Les États-Unis reconfigurent profondément leur stratégie à l’égard du continent africain. Jadis fondée sur l’aide humanitaire et les partenariats sociaux, leur approche privilégie désormais les échanges économiques et les investissements structurants. Cette inflexion diplomatique, incarnée par l’ouverture d’un bureau stratégique à Abidjan, en Côte d’Ivoire, dans le cadre de la Zone de libre-échange continentale africaine (ZLECAf), suscite des interrogations. Dakar, longtemps considérée comme un pilier de la relation américano-africaine en Afrique francophone, conserve-t-elle encore sa place centrale ?
À l’occasion d’une rencontre avec la presse, tenue le 20 mai 2025 à Abidjan, Troy Fitrell, haut responsable du Bureau des affaires africaines au sein du Département d’État américain, a exposé les grands axes de cette nouvelle doctrine. Selon lui, les partenariats commerciaux s’avèrent plus efficaces pour favoriser une croissance économique durable que les mécanismes classiques d’aide au développement. Washington mise donc sur la vitalité du marché africain, soutenu par une jeunesse dynamique, une urbanisation rapide et un potentiel d’intégration économique sans précédent à travers la ZLECAf.
Le changement de paradigme opéré par l’administration Trump ne se limite pas à une simple déclaration d’intention. Il s’accompagne d’un agenda ambitieux visant à arrimer les intérêts des entreprises américaines aux priorités de développement africaines : industrialisation, transformation locale des matières premières, montée en compétence de la main-d’œuvre et création d’emplois. Un virage pragmatique, en phase avec les nouveaux enjeux géostratégiques où la Chine, la Russie, la Turquie et d’autres puissances étendent leur influence.
Durant son séjour à Abidjan, Troy Fitrell a multiplié les initiatives : participation au prestigieux Africa CEO Forum, concertation avec les Chambres de commerce américaines de douze pays ouest-africains, entretiens bilatéraux avec plusieurs hauts dirigeants africains, incluant présidents, ministres du Commerce et Affaires étrangères. La dynamique est claire : Washington entend renforcer son ancrage en Afrique de l’Ouest et le fait désormais depuis la Côte d’Ivoire, désignée comme nouveau hub économique francophone.

ABIDJAN INCONTOURNABLE

En installant un bureau à Abidjan, Washington envoie un signal fort : les critères linguistiques, juridiques et économiques prennent le pas sur les symbolismes historiques. La Côte d’Ivoire, dotée d’infrastructures solides, d’une stabilité relative et d’un environnement d’affaires en plein essor, semble incarner davantage aujourd’hui les priorités américaines que Dakar, malgré son passé de capitale diplomatique de l’Afrique francophone.
Ce choix stratégique interroge. Le Sénégal, qui fut longtemps un partenaire privilégié de Washington, notamment à travers les coopérations sécuritaires et les actions de l’USAID, voit peu à peu sa position érodée. Les coupes budgétaires affectant l’aide publique au développement – dont USAID et le Millenium Challenge – en seraient un autre indicateur. Simultanément, des instruments comme Prosper Africa, la US Exim Bank ou encore la DFC (Development Finance Corporation) prennent le relais, avec une logique purement économique.

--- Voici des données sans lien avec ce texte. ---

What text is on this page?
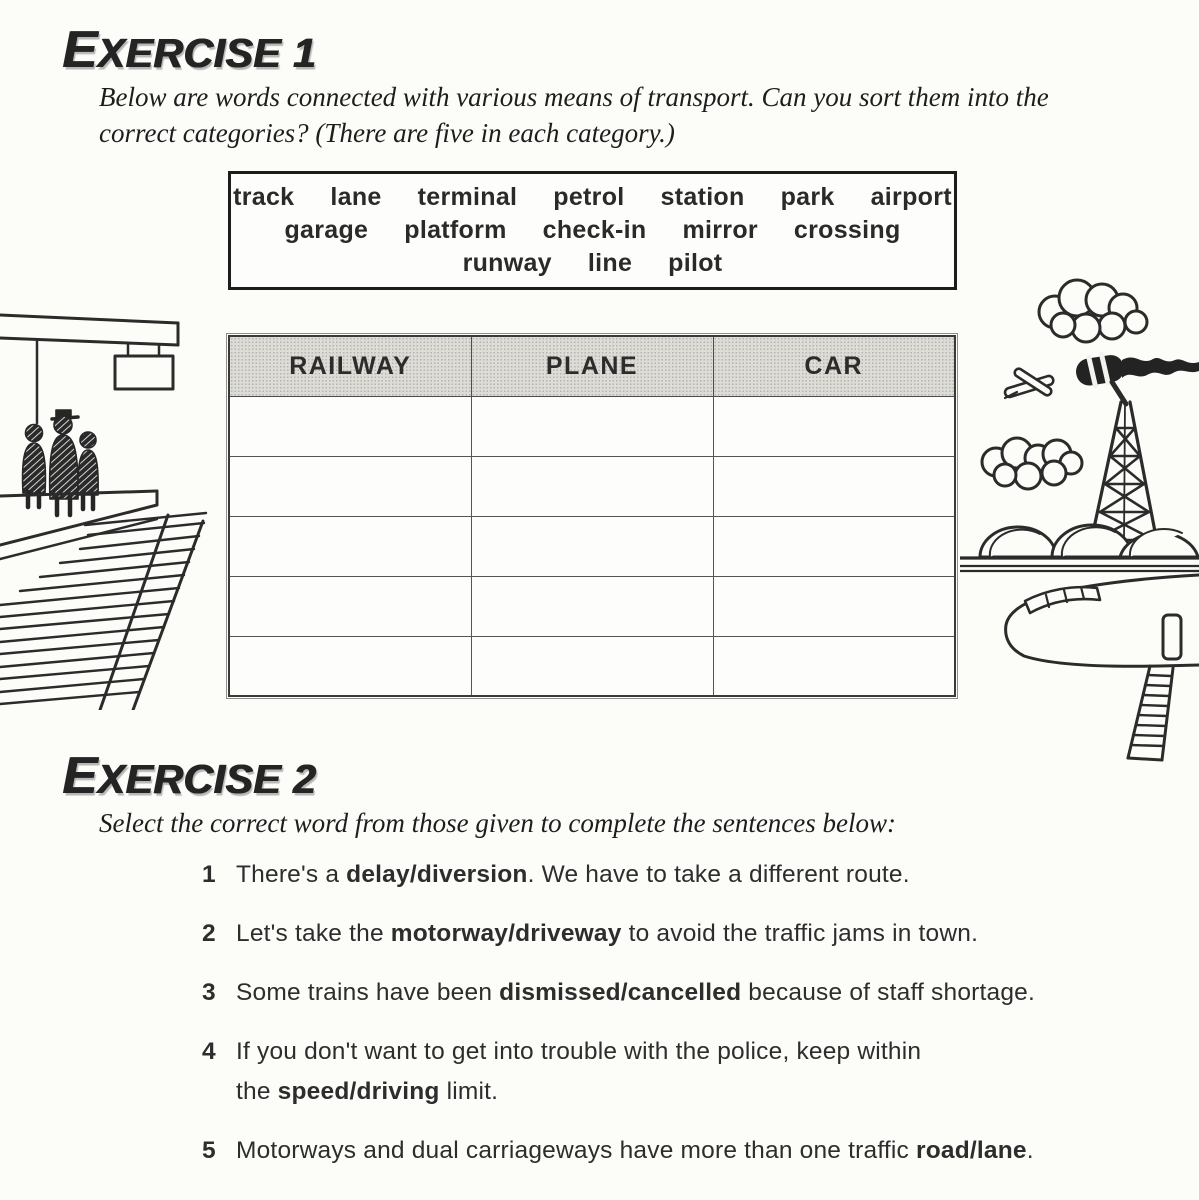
EXERCISE 1
Below are words connected with various means of transport. Can you sort them into the correct categories? (There are five in each category.)
track lane terminal petrol station park airport
garage platform check-in mirror crossing
runway line pilot
RAILWAY	PLANE	CAR

EXERCISE 2
Select the correct word from those given to complete the sentences below:
1 There's a delay/diversion. We have to take a different route.
2 Let's take the motorway/driveway to avoid the traffic jams in town.
3 Some trains have been dismissed/cancelled because of staff shortage.
4 If you don't want to get into trouble with the police, keep within
the speed/driving limit.
5 Motorways and dual carriageways have more than one traffic road/lane.
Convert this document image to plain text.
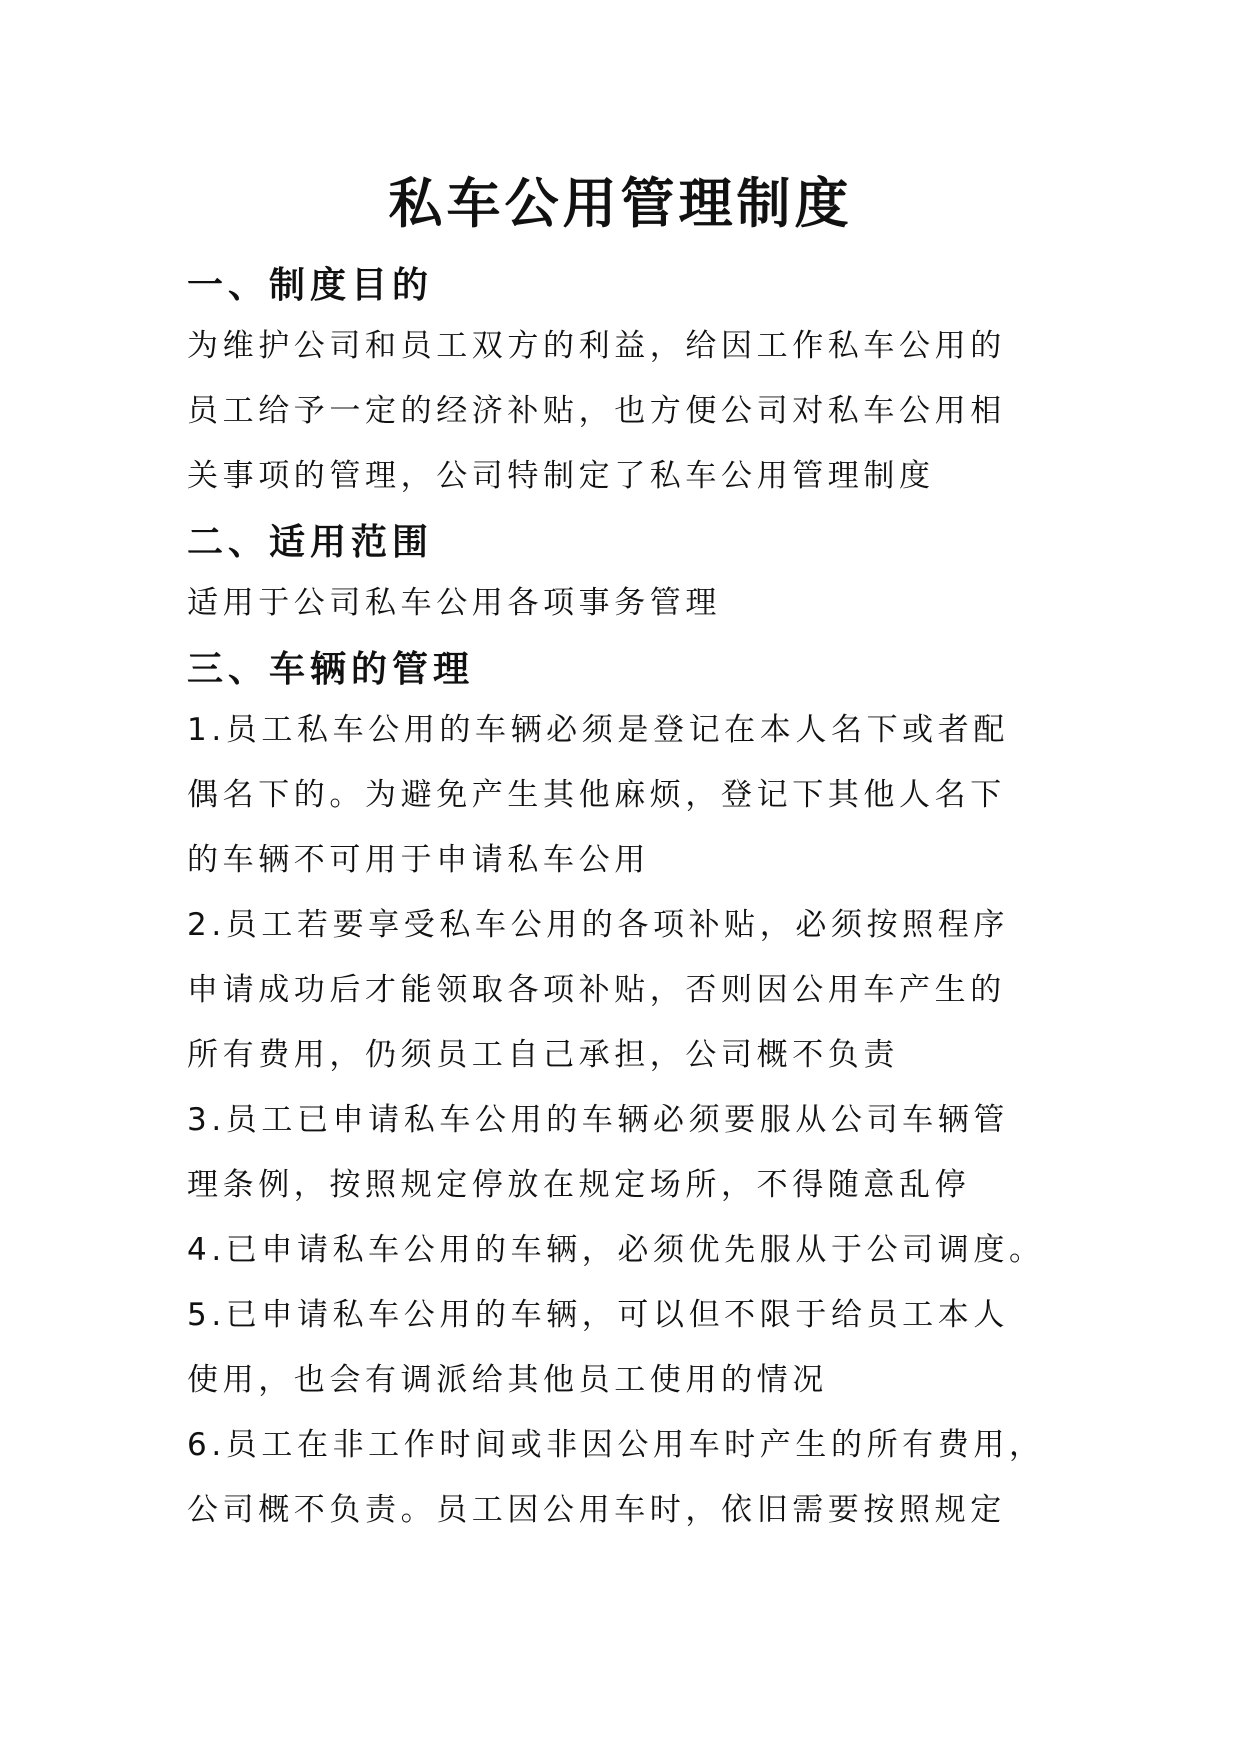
私车公用管理制度
一、制度目的

为维护公司和员工双方的利益，给因工作私车公用的

员工给予一定的经济补贴，也方便公司对私车公用相

关事项的管理，公司特制定了私车公用管理制度

二、适用范围

适用于公司私车公用各项事务管理

三、车辆的管理

1.员工私车公用的车辆必须是登记在本人名下或者配

偶名下的。为避免产生其他麻烦，登记下其他人名下

的车辆不可用于申请私车公用

2.员工若要享受私车公用的各项补贴，必须按照程序

申请成功后才能领取各项补贴，否则因公用车产生的

所有费用，仍须员工自己承担，公司概不负责

3.员工已申请私车公用的车辆必须要服从公司车辆管

理条例，按照规定停放在规定场所，不得随意乱停

4.已申请私车公用的车辆，必须优先服从于公司调度。

5.已申请私车公用的车辆，可以但不限于给员工本人

使用，也会有调派给其他员工使用的情况

6.员工在非工作时间或非因公用车时产生的所有费用，

公司概不负责。员工因公用车时，依旧需要按照规定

ÉLAN DE SOUVERAINISME EN AFRIQUE

Face à cette réorientation, les attentes du continent sont claires : retombées locales, transferts de technologie, développement des chaînes de valeur africaines. Des exigences qui traduisent une volonté d’émancipation, mais qui impliquent également une montée en compétence des gouvernements africains dans la négociation des accords internationaux. Car si les États-Unis affichent leur volonté d’agir « autrement », l’Afrique, elle, aspire à ne plus être simplement un réceptacle, mais un acteur à part entière.
Le sort encore incertain du renouvellement de l’AGOA (African Growth and Opportunity Act), dont l’échéance approche en septembre 2025, témoigne aussi de cette incertitude. L’avenir des relations afro-américaines dépendra autant de la clarté des politiques américaines que de la capacité des États africains à défendre des positions communes et ambitieuses.